“You are living an overextended lifestyle…how are you ever going to heal?”

Jeff, April Fan’s Physical Therapist

I was diagnosed with tendonitis in my right arm and not only did I have difficulty managing the household with two arms, I’m down to one functional arm and desperation to get things done was starting to boil over.

As long as you’re a caregiver juggling the demands of your parents, your kids, your career, and your personal life, it’s going to be a never ending story. So, here are some tips to becoming a more polished-balanced caregiver and live happily ever after:

1. Do a little time study. I realize that one more task may put you over the edge, but this exercise may be an eye opener. During one week, plug in all the “must do’s” and estimate how long it takes you to complete these tasks (i.e. getting everybody ready in the morning, going to the grocery store, visiting your mom at the skilled nursing facility, etc). Then track your actual time over the week. You’ll realize how fast your time fades away (i.e. waiting on the phone for some customer service) and how much time is wasted (i.e. unwinding with a little TV). This tracking of time will “wake you up” and you’ll become more conscientious to doing the things that absolutely matter and letting the rest go.

2. Say “no”. It’s going to be ok. For some reason, I had this weird sense of obligation to volunteer extra stuff at work, help out at my friend’s house every single time, bake cookies from scratch, etc. Once I stopped offering myself to everything, I had room to enjoy activities that were more meaningful to me. And, learning to say “no” made me feel so happy.

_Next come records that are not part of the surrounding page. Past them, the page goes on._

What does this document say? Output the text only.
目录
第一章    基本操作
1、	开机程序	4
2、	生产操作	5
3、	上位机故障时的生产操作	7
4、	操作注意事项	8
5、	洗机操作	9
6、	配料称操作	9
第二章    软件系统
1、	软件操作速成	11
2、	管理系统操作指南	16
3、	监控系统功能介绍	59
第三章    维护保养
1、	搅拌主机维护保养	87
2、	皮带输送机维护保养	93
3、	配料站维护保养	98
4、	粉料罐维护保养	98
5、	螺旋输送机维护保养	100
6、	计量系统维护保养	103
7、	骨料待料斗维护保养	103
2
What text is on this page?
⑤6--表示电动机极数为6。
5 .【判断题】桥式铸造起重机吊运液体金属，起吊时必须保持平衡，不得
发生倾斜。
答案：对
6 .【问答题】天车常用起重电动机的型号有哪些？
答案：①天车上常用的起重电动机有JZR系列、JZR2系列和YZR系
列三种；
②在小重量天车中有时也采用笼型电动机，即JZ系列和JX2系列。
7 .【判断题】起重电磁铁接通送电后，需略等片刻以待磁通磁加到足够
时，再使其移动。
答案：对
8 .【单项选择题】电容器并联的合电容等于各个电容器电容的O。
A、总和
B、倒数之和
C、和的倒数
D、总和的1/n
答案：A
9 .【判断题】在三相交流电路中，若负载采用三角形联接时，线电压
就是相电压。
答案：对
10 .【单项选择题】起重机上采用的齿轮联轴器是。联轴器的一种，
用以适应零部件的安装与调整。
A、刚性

3. Put all that technology to rest. Being on call is a nice service for your co-workers and/or your supervisor however, you are not leaving your work at work. Or, hopping onto Face book every 10 minutes while you’re playing with your kids…is this necessary? I took my Dad to the doctor and in the waiting room, I read this sign in big letters, “turn off your cell phones, please”. These people are onto something, when you are tending to your family, give a 100%, then you don’t have to backtrack.

4. Sleep. Last, but not least is good ‘ol sleep. My tendonitis was not healing. I wasn’t allowing my body to rest. I was taking slices off my sleep to buy more time because I was so stubborn at being one-armed and ambitious. Sleep helps repair your body. It also allows your brain do all the work by organizing your knowledge and processing your thoughts so you can problem solve and tackle each and every challenging day.

Creating balance is essential in one’s sandwich generation existence, but the only way to “make it” is to allow yourself to be the priority. Then, you can rock and roll. You’ll be surprised to find pockets of time to do a few nice things for yourself. And, the caregiving part is all gravy.

Are you guilty of an unbalanced caregiving life? What can you let go today? Please leave your comments below.

2 comments

  1. My family and I are going through this right now. I am learning to say no to things however people are use to be being so reliable. How would you suggest to stand your ground when others are trying to guilt you?

  2. April Fan

    Hi Renee,
    It’s only natural to be drawn to reliable people. On that note, just remind yourself that you don’t want to get burnt out, so saying “no” may start to get easier and easier, while your guilt gets smaller and smaller. Good luck.